Data released on September 13, 2017
The chimpanzee is arguably the most important species for the study of human origins. A key resource for these studies is a high quality reference genome assembly. The current iteration of the chimpanzee reference genome assembly (Pan_tro_2.1.4) is highly fragmented, with more than 183,000 contigs and incorporating over 159,000 gaps, with a genome wide contig N50 of 51 Kbp.

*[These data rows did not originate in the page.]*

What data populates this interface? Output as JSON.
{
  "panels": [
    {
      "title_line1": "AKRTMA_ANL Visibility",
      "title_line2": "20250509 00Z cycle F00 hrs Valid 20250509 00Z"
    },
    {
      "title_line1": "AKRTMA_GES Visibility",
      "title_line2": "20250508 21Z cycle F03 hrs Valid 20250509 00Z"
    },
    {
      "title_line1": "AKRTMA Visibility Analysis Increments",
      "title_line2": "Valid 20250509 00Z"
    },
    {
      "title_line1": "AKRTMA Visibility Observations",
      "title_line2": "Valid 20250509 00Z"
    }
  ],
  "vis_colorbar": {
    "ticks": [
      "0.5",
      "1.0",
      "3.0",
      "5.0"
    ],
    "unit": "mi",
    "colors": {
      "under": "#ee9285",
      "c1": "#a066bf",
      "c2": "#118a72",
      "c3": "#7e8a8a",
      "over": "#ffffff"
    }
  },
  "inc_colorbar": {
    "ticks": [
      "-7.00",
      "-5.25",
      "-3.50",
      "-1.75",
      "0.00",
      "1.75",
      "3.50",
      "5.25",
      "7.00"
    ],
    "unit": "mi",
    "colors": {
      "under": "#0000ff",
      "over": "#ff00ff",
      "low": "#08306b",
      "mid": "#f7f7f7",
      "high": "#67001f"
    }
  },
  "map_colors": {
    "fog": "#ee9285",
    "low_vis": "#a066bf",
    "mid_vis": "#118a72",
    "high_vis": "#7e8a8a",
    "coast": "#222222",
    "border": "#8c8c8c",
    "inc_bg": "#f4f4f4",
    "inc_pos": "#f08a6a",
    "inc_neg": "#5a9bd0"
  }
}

In this work we produce an extensive and diverse array of sequencing datasets to rapidly assemble a new chimpanzee reference that surpasses previous iterations in bases represented and organized in large scaffolds. We show substantial improvements over the Pan_tro_2.1.4 version by several metrics: increased contiguity by >750% and 300% on contigs and scaffolds, respectively; closure of 77% of gaps in the Pan_tro_2.1.4 assembly gaps spanning >850 Kbp of novel coding sequence based on RNASeq data. We furthermore report over 2,700 genes that had putatively erroneous frame-shift predictions to human in Pan_tro_2.1.4 and show a substantial increase in the annotation of repetitive elements.
We apply a simple 3-way hybrid approach to considerably improve the reference genome assembly for the chimpanzee, providing a valuable resource to study human origins. We furthermore produced extensive sequencing datasets that are all derived from the same cell line, generating a broad non-human benchmark dataset.